Os dados são alarmantes: em 2024 foram 1.492 mulheres assassinadas pelo simples fato de serem mulheres. No primeiro semestre de 2025, o Brasil manteve a média brutal de 4 feminicídios por dia, além de registrar aumento de 19% nas tentativas de assassinato. Antes do desfecho fatal, muitas trabalhadoras passam por ciclos de abuso psicológico, patrimonial e físico, dentro e fora dos locais de trabalho.
É preciso nomear o inimigo: o combustível dessa violência é o machismo estrutural, que controla, desqualifica e tenta transformar a mulher em propriedade masculina.
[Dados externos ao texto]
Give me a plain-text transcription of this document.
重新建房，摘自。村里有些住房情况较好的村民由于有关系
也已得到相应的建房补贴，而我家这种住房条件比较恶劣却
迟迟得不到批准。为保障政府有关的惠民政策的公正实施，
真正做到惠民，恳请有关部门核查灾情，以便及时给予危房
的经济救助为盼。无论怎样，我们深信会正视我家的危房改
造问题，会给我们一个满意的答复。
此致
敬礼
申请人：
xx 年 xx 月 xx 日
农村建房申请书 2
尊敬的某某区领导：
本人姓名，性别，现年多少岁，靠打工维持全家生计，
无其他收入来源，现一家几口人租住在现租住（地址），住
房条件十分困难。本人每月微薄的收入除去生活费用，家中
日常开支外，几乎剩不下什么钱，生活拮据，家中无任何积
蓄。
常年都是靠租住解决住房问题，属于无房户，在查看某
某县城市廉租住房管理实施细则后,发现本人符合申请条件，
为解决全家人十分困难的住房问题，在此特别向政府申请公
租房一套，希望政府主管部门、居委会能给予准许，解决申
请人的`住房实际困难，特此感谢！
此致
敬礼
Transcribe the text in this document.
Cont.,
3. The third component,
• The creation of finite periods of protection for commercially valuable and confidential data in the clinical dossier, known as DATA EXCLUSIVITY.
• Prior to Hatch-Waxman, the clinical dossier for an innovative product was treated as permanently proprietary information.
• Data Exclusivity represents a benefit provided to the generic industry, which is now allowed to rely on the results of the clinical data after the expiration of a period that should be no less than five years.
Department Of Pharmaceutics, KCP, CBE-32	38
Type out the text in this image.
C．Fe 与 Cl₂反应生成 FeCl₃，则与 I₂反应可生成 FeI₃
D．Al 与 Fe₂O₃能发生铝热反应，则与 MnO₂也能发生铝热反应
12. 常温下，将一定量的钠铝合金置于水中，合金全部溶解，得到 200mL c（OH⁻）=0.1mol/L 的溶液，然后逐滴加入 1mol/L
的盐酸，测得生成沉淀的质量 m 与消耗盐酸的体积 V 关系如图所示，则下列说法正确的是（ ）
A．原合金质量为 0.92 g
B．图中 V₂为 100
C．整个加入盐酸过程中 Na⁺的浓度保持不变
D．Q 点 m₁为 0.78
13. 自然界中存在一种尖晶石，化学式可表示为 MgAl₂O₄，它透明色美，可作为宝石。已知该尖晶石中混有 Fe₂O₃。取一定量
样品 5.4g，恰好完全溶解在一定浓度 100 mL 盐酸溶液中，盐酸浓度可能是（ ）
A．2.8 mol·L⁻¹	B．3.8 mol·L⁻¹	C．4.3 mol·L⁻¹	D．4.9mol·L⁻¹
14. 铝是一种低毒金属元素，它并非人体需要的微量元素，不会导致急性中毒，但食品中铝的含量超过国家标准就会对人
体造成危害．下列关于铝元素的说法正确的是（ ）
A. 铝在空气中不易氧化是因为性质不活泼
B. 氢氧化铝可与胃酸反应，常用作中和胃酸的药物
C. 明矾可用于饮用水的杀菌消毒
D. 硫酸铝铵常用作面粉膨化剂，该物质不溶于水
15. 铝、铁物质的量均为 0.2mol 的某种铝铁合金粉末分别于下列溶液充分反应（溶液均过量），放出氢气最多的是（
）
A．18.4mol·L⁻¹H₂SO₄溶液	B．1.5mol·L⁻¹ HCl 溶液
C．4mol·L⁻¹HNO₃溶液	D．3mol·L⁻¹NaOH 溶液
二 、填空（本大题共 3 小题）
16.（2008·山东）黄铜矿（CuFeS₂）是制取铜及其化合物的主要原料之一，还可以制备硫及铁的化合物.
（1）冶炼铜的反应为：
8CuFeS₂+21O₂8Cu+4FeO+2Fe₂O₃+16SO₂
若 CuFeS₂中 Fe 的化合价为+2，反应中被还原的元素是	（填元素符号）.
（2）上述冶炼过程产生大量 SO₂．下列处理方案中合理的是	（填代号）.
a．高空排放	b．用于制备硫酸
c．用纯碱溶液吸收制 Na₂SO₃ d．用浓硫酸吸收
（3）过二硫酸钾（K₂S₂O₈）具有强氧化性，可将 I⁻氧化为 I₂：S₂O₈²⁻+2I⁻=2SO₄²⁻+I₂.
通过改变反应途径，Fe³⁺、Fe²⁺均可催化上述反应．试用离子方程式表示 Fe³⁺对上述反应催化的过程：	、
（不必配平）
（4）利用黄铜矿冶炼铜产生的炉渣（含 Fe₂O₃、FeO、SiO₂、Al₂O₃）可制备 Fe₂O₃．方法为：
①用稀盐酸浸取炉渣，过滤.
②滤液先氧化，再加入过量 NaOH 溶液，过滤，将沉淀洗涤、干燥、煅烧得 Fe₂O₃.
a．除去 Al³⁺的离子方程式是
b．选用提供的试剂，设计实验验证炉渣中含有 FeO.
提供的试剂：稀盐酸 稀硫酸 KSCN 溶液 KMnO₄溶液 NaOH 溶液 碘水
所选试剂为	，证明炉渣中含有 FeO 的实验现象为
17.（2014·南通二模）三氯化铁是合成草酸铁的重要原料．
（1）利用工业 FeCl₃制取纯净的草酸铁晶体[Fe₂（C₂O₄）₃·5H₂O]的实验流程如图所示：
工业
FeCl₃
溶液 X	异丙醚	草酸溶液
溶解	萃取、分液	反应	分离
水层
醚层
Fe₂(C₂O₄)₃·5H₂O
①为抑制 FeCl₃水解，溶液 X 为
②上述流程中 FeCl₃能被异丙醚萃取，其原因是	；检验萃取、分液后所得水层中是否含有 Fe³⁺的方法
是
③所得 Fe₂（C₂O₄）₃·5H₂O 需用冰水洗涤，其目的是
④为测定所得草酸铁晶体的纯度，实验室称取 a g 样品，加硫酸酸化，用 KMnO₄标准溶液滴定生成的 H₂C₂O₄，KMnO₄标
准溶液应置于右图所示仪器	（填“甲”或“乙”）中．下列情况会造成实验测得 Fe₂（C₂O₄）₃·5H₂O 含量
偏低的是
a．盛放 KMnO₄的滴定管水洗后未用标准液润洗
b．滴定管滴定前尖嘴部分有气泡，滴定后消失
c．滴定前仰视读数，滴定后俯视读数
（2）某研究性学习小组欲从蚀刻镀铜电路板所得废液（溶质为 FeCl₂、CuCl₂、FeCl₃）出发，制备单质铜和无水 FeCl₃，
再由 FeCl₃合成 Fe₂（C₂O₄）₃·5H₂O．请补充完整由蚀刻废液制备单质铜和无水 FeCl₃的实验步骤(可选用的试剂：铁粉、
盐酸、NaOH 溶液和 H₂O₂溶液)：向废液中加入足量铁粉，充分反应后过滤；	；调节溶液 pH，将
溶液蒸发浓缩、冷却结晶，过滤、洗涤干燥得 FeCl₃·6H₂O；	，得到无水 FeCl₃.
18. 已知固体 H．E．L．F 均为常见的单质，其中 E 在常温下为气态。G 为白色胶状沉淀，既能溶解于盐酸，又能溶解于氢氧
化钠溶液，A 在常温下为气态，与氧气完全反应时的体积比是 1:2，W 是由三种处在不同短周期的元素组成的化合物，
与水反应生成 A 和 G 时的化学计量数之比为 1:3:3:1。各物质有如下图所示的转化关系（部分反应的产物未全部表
No movimento sindical, sabemos que onde há opressão, não há unidade de classe. Romper com o machismo é tarefa de homens e mulheres. É preciso quebrar o pacto de silêncio com agressores, reprimir atitudes abusivas e construir ambientes seguros.
Os sindicatos devem ser territórios de acolhimento, denúncia e proteção. Exigimos do Estado e das empresas políticas reais de prevenção, proteção e punição severa aos agressores. Não haverá democracia, nem justiça, enquanto as mulheres viverem sob medo.
A FENTECT reafirma seu compromisso permanente na luta contra o feminicídio, a misoginia e todas as formas de violência que atentam contra a vida e a dignidade das mulheres.
PELO FIM DA IMPUNIDADE! CONTRA O MACHISMO E PELA VIDA! NENHUMA A MENOS!